Colonel Ansoumane Camara : il y a des spécialistes qui vont s’occuper de son cas. Est-ce que sa demande respectait la réglementation en matière de marche ? Est-ce que sa demande a été agréée ? Qu’est-ce qui l’a poussé à sortir si la demande n’a pas été agréée ? Il se fout de qui ? Puis qu’il ya des institutions dans ce pays qui s’occupent de ça, il va répondre fade à celles-ci. Il va passer devant le juge je pense, même si je ne suis pas officier de police judiciaire ou juriste. Ce que je sais, j’ai reçu des instructions selon lesquelles sa marche n’était pas autorisée et que sa demande même ne répondait pas aux critères. Donc, vu tout ça, il est sorti, c’est que c’est nous qu’il veut défier. Mais on a toujours montré que force reste à la loi… Il pouvait aller à la maison de la presse ou faire comme les Alpha Blondy, les Tiken Jah Fakoly qui disent tout dans leurs chansons mais qui ne sortent pas pour manifester. Les Rastamen sont là pour éduquer…

Guineematin.com : quel dernier mot voudriez-vous placer colonel Bafoé ?

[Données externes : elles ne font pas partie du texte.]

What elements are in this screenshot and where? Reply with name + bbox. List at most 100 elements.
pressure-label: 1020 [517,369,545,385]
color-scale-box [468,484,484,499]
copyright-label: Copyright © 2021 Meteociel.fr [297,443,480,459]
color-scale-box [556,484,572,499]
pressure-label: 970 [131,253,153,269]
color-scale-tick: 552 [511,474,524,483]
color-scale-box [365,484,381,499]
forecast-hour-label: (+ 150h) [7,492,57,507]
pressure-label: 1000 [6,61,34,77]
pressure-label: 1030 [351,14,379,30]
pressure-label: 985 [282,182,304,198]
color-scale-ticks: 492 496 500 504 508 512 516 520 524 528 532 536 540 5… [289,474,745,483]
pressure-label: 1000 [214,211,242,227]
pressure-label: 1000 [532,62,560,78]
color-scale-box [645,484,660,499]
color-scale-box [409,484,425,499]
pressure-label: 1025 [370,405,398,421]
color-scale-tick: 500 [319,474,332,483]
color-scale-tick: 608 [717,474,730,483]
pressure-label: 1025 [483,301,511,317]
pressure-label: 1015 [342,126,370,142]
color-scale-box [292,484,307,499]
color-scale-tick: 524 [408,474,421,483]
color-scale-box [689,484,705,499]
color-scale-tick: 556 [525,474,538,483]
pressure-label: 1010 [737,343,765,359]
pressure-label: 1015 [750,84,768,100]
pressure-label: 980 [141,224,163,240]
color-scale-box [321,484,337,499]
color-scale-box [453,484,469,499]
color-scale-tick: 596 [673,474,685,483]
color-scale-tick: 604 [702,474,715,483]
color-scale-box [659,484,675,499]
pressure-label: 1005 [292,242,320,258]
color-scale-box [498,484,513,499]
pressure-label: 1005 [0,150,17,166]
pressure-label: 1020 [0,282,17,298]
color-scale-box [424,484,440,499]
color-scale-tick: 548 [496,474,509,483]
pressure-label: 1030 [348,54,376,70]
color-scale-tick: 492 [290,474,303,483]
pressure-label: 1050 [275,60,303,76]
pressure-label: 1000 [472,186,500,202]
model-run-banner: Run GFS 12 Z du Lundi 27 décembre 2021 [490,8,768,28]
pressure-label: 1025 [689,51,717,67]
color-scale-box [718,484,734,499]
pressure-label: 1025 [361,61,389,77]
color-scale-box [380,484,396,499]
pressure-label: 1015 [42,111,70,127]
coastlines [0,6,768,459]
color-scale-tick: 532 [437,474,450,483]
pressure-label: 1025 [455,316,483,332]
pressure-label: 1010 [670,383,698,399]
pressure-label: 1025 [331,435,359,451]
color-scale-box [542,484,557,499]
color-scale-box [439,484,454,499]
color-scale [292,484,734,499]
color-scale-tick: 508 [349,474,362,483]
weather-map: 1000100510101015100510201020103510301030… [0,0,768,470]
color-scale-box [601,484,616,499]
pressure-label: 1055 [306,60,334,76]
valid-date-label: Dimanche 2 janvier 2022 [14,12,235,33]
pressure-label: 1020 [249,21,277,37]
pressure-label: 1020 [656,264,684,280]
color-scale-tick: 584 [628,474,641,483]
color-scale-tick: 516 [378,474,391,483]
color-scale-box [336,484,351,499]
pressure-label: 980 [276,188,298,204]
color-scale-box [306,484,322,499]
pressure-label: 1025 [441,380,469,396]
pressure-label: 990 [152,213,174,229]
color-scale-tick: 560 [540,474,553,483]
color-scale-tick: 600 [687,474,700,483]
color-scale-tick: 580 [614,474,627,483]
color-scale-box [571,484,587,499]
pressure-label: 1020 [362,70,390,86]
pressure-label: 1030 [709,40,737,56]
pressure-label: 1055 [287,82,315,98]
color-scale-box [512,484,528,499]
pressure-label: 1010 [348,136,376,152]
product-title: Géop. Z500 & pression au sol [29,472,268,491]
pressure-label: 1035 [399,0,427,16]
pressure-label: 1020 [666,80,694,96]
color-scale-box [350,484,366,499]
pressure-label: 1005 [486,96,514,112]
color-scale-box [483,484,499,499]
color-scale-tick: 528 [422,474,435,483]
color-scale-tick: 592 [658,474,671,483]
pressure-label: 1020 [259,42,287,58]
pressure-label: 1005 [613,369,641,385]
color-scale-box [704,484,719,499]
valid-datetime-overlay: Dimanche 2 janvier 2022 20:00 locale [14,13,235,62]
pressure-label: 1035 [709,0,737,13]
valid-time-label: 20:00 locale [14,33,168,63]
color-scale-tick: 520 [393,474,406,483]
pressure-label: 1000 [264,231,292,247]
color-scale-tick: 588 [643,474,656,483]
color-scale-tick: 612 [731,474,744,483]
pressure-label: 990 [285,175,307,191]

Colonel Ansoumane Camara : sans la paix, il n’y a pas de vie. Sans entente, il n’y a pas de paix. Donnons-nous la main. Quand dans les cérémonies officielles vous voyez les leaders de l’opposition et les responsables de l’administration rire ensemble, échanger des accolades ; ça, c’est des exemples entre eux. Mais, quand ils sont face à leurs militants, c’est le contraire qu’ils montrent. Il faut que des choses comme ça cessent. Quand un militant voit un leader de l’opposition échanger cordialement avec un ministre de l’intérieur, entrain de s’amuser, je pense que c’est très beau à voir. Sinon, rien ne peut aller dans la pagaille… Donc, je demande la paix, l’entente et de la considération pour l’Etat. Quand l’autorité de l’Etat est respectée dans un pays, ça rassure les partenaires, ça crédibilise le pays et ça fait respecter les autorités même à l’extérieur…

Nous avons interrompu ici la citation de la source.